Nikolai contará com a ajuda de amigos em sua missão (Foto: Ruslan Chamukov)
“Eu fico surpreso como isso é importante para outras pessoas. Sabe, durante a minha infância, desde os 13 anos, eu gostava de velejar, mas só recentemente, 30 anos depois, descobri que um dos meus amigos de vela cobrava vários copeques para me exibir aos outros. E o mais surpreendente não era o fato de ele estar fazendo dinheiro com isso, mas que as crianças na época estavam dispostas a pagar para ver um Miklouho-Maclay vivo”, recorda Nikolai.
Além do objetivo de preservar a memória de seu antepassado e elevar o nível de erudição entre os estudantes de hoje, ele admite não ter outros objetivos. No entanto, seu antepassado possuía, entre outras coisas, ambições políticas.
Miklouho-Maclay propôs que a terra que ele descobriu fosse colonizada. Sugeriu chamar as ilhas de “Tchernorossia” (“Rússia negra”, em russo, por causa da cor da população indígena), e ele mesmo queria estar no comando da propriedade colonial. Mas o imperador não permitiu, e a costa acabou sendo colonizada pela Alemanha.

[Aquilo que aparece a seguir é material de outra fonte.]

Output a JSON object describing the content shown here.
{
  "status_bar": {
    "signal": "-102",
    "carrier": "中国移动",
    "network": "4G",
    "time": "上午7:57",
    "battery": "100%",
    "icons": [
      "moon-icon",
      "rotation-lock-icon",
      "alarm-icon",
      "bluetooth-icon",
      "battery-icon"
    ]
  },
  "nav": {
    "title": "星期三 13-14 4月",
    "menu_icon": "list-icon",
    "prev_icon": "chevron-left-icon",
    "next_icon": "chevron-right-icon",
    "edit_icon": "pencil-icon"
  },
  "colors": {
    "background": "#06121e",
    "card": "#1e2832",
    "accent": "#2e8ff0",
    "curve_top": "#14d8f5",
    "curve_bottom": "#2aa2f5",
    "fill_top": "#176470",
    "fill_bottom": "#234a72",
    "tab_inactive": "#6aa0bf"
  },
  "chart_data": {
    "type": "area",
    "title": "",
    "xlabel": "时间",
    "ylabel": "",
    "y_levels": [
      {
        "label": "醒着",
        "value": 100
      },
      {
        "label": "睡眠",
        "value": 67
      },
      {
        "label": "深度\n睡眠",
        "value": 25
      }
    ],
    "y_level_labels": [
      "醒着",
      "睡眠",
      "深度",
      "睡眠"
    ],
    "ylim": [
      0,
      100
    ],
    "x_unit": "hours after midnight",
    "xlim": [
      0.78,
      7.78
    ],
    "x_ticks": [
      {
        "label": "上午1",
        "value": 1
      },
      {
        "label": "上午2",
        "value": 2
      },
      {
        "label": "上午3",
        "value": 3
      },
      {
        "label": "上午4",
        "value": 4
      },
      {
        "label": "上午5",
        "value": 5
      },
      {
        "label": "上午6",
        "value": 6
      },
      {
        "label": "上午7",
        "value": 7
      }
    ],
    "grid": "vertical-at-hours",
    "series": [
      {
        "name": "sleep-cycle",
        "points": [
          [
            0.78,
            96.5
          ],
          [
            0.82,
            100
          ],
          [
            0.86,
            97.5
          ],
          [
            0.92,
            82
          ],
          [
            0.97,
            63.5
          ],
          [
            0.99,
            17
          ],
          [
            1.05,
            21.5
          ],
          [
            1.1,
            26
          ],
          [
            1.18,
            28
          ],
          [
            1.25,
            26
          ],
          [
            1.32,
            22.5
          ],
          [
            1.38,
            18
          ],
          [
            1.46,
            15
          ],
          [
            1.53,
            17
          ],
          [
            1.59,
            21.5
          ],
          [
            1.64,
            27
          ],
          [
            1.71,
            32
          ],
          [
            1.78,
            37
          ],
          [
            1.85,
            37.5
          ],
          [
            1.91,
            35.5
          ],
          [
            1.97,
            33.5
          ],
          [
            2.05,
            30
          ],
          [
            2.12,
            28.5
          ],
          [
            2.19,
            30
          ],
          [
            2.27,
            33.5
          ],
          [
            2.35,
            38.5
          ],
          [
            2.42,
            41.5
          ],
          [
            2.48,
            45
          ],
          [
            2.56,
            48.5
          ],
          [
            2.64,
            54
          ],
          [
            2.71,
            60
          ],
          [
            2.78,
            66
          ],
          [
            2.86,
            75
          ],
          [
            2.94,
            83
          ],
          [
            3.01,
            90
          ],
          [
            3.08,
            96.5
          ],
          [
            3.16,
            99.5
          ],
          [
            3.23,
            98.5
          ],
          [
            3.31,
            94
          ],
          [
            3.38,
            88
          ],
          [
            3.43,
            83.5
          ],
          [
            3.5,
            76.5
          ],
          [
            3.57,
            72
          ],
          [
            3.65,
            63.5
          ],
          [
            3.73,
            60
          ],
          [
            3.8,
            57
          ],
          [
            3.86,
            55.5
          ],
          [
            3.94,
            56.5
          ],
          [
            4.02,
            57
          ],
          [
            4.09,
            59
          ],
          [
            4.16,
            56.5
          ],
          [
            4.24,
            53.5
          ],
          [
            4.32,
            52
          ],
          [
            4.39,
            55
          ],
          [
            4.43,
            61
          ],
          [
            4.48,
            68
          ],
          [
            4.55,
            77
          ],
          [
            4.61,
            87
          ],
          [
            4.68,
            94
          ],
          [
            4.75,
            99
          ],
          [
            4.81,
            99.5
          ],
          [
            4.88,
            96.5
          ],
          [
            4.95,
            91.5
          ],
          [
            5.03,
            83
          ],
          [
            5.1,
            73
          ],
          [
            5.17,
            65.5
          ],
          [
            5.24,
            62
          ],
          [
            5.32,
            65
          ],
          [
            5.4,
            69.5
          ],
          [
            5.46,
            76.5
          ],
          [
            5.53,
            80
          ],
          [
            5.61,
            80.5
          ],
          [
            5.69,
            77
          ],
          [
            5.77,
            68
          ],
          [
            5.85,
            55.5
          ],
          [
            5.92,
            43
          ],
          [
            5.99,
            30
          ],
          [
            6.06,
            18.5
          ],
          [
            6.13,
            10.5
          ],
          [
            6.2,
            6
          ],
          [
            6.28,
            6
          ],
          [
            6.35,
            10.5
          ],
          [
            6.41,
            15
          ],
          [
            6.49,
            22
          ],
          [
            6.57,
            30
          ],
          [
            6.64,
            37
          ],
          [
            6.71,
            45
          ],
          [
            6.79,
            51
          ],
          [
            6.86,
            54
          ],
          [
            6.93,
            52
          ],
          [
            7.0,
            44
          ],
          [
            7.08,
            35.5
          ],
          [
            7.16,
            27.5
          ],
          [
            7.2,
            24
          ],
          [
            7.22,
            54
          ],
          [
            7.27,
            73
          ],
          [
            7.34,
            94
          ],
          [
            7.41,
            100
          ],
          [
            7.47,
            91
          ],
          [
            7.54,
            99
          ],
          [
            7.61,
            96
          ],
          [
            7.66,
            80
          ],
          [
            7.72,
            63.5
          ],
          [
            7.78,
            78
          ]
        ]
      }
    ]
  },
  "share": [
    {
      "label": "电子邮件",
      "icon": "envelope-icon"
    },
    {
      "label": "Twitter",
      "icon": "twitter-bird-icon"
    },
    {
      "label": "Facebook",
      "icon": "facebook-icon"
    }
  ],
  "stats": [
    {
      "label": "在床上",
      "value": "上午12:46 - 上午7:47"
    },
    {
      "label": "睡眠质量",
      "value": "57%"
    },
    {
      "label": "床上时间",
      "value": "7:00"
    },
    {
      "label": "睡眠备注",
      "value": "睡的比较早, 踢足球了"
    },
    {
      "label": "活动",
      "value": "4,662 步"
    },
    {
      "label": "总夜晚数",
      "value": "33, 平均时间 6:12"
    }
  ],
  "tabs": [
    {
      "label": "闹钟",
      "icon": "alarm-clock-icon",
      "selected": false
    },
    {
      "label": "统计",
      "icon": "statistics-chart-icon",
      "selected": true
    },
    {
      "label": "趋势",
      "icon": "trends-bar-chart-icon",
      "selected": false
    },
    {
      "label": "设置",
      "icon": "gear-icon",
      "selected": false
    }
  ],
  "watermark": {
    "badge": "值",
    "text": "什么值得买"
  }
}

“A colonização pela Rússia era necessária por um único motivo – para ter sob sua proteção os pequenos grupos étnicos que povoavam a Papua-Nova Guiné. Meu tataravô nunca acreditou que uma raça ou cultura devesse dominar outra”, diz.
“E a ambição pode ser uma coisa boa”, continua. Nikolai repete então um dos lemas do antepassado: “Se uma pessoa tem ambição, é uma grande responsabilidade. Uma pessoa pode ser julgada por seus objetivos. E ele tinha grandes objetivos.”